On Wed, Jun 15, 2016 at 10:27 AM, Kevin Fenzi <ke...@scrye.com> wrote:
> On Wed, 15 Jun 2016 17:39:32 +0200
> Kamil Dudka <kdu...@redhat.com> wrote:
>
>> On Wednesday, June 15, 2016 17:29:02 Miroslav Suchý wrote:
>> > Dne 15.6.2016 v 10:14 Ade napsal(a):
>> > > Why is this?  Well some time ago the behaviour of the tool
>> > > changed and now the only way to proceed is to click in "Restart
>> > > and Install" and this is NEVER what I want to do. I never want to
>> > > reboot my desktop just to apply updates, Id rather apply all the
>> > > updates and reboot to bring in the new kernel (if there is one)
>> > > when I have the time
>> > Imagine two regular updates.
>> >
>> > First you update mariadb-server package. %post is smart and it will
>> > condrestart the mariadb service. However...
>> >
>> > Next day you update "pam" package which
>> > provides /usr/lib64/libpam.so.0 which is used by mariadb service.
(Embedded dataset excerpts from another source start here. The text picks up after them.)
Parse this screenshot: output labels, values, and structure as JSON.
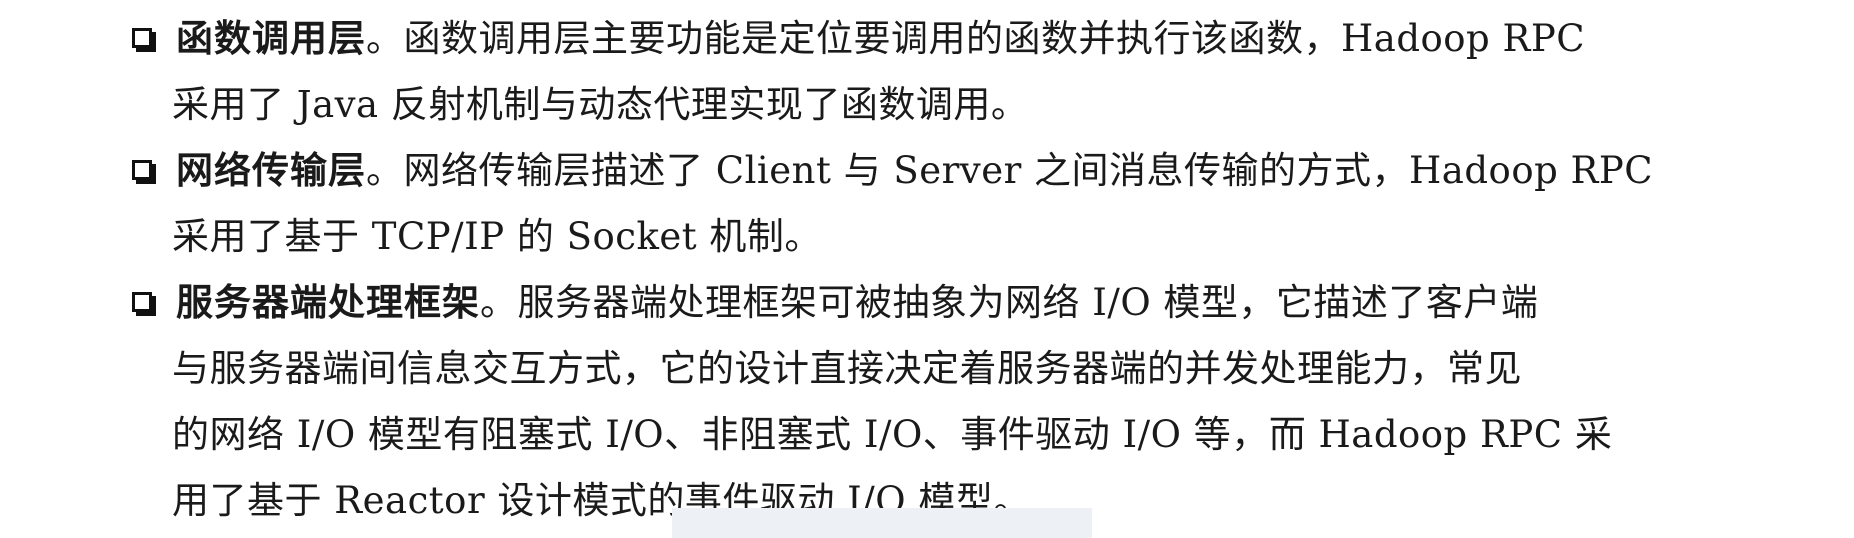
{
  "items": [
    {
      "term": "函数调用层",
      "lines": [
        "。函数调用层主要功能是定位要调用的函数并执行该函数，Hadoop RPC",
        "采用了 Java 反射机制与动态代理实现了函数调用。"
      ]
    },
    {
      "term": "网络传输层",
      "lines": [
        "。网络传输层描述了 Client 与 Server 之间消息传输的方式，Hadoop RPC",
        "采用了基于 TCP/IP 的 Socket 机制。"
      ]
    },
    {
      "term": "服务器端处理框架",
      "lines": [
        "。服务器端处理框架可被抽象为网络 I/O 模型，它描述了客户端",
        "与服务器端间信息交互方式，它的设计直接决定着服务器端的并发处理能力，常见",
        "的网络 I/O 模型有阻塞式 I/O、非阻塞式 I/O、事件驱动 I/O 等，而 Hadoop RPC 采",
        "用了基于 Reactor 设计模式的事件驱动 I/O 模型。"
      ]
    }
  ]
}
>> > Unless you restart your computer your mariadb server will continue
>> > to use old (and maybe insecure) libpam.so. Or unless you use
>> > dnf-plugins-extras-tracer:
>> > http://dnf-plugins-extras.readthedocs.io/en/latest/tracer.html
>>
>> It is a reason to restart the system (or just the services of
>> interest) _after_ installing the update, but not before installing
>> the update.
>
> I think it's a combination of all these:
>
> * If you simply apply updates and don't restart everything that uses
>   the things updated you will not be taking advantage of the security
>   or bugfixes. If those things are used by a lot of your apps,
>   restarting each one is tedious and/or as disruptive as just rebooting
>   anyhow.
>
> * Even though live updates work 'pretty well' there will always be a
>   number of corner cases where applications will not function correctly
>   after they are updated but before they are restarted. Directories or
>   resources they need may have changed, etc.
>
> Running tracer for a while can really open your eyes to how many things
> need restarting after normal updates flow.
>
> One thing that might make this less annoying to people would be ability
> to schedule the reboot for some off hours time (2am or something) and
> also ability (for gnome at least) to restore apps/windows/session
> again on login.

Laptop users need reminding. A scheduled update has a decent chance of
not happening because the laptop is sleeping.

The ability for applications to save their state would be great; and
to autolaunch at next login. If the user were to explicitly quit the
application, part of its cleanup would be to unset that autolaunch. So
it'd need some granularity to distinguish between 'next login
autolaunch' and 'user specified persistent autolaunch'.